Wie schon unzählige Male zuvor, tauchte ich im Nebel wieder auf. Ich fand mich wieder augenscheinlich im Nebel unserer Heimat und wartete auf die Ewigkeit und wartete. Ich kenne Nebel. Schon manche Male hat mich ein Nebelsänger zurück in den Kampf gerufen. Das Gefühl war mir nicht unbekannt. So sicher, wie ich glaubte zu sein, so klar, wie mir der Weg erschienen war, nun war nichts mehr in meiner Erinnerung, außer Schmerz und Vergehen. Kein Hinweis auf den Weg aus den Nebeln, kein Trost, kein Ausweg. Es schien beinahe so, als nein, oder, doch ….hatte ich versagt? Die Götter haben mich verlassen, das war alles, was ich denken konnte. Hatte es mir an Entschlossenheit gemangelt? War ich nicht derjenige, der seine Mannschaft zum äußersten getrieben hatte? Immer und in jeder Schlacht. Oder war da doch die Stimme des Zweifels in meinem Inneren? Jene feige, hinterlistige Stimme, die in jedem von uns wohnt und die wir unterschiedlich gut im Griff haben. War da nicht diese Stimme in mir laut geworden, so laut, dass die Götter sie gehört hatten? Ich drehte mich um mich selbst. Unendlich unfähig, meinen Weg aus den undurchdringlichen Schwaden aus Leiden und Wiedergeburt zu finden und mit jedem endlosen Moment wurde meine Überzeugung größer, dass ich versagt hatte. Für immer würde ich hier in den Nebeln sein. Ich rief nach meiner Mannschaft. Wollte mich vergewissern, dass nicht auch sie dieses grausame Schicksal ereilt hatte und fand mich angespült an den Gestaden von Rhînland wieder. Ich habe in meinem Leben niemals geweint, aber das war ein Moment in dem ich es gekonnt hätte.

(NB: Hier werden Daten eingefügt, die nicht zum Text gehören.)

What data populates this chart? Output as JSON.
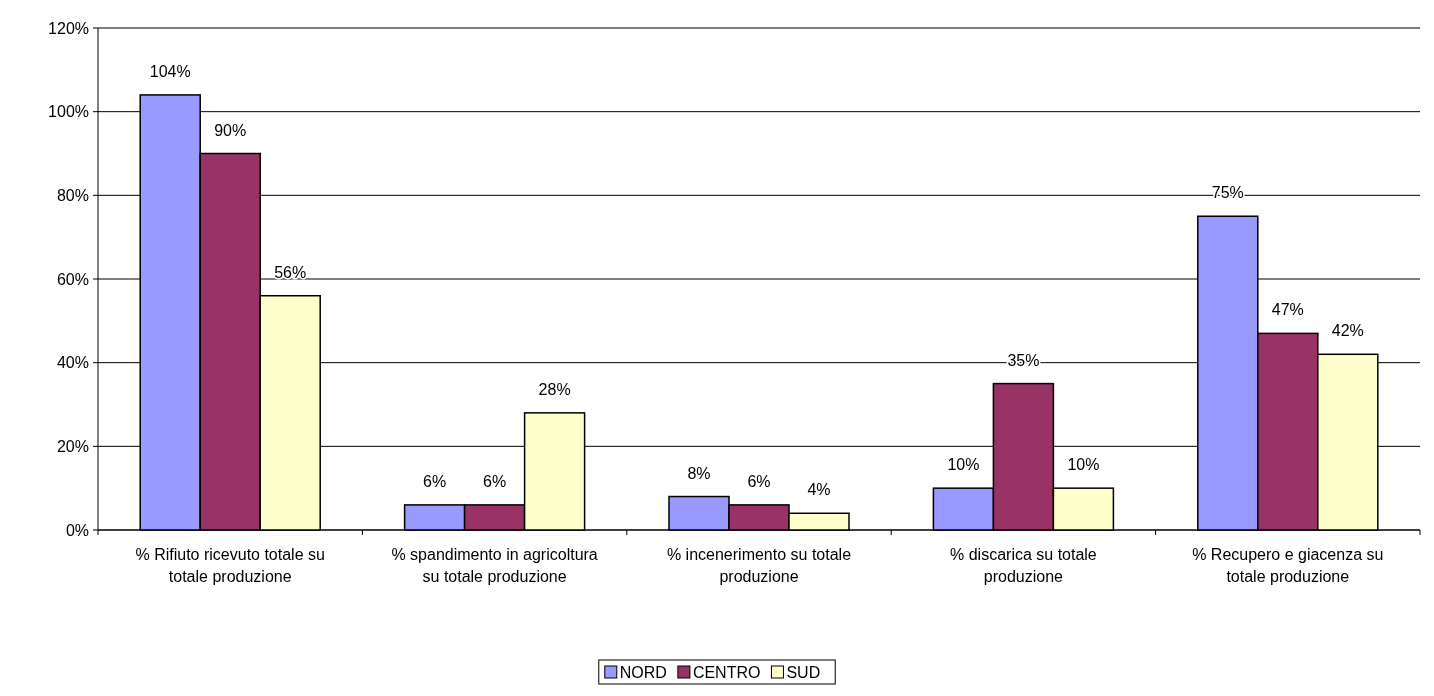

Ich habe noch keine Geschichte gehört, dass ein Skarge so lange in den Nebeln wanderte und dieses Gefühl der schieren Unendlichkeit und diese Leere, diese Einsamkeit…beinahe so, als wären die Götter in den Nebeln zum Greifen nah, aber hätten sich von mir abgewandt. Ich erschaudere, während ich Dir diese Zeilen anvertraue. Groß ist die Sorge, dass ich sie mit meinen Taten verärgert und sie mich nun mehr fallen lassen. Diese Runen dürfen nie von anderen Skargen gelesen werden. Ich sollte Dich verbrennen. Morgen werde ich zusammen mit anderen Jägern aus meinem Dorf einen der großen Eber jagen, die in den Tiefen unserer Wälder leben. Ich erhoffe mir, dass ich mich in einem Kampf mit diesem Tier beweisen kann und dem Oberhaupt des Dorfes einen Stoßzahn als Trophäe und Zeichen meiner nicht gebrochenen Kraft darbieten kann. Ich werde Stärke zeigen und den Göttern beweisen, dass sie sich auf mich verlassen können. Sollten sie mir die Chance geben, meine Kraft und meinen Glauben an die Götter zu bekunden und mich zurück zu dieser schandhaften Burg schicken, ich werde diese Burg niederbrennen mit den Namen meiner Götter auf den Lippen. Bei Korvaar, Askalaar und Fufruun, bei Gyldras goldenem Leuchten und selbst Skyvaris tiefsten Schatten.”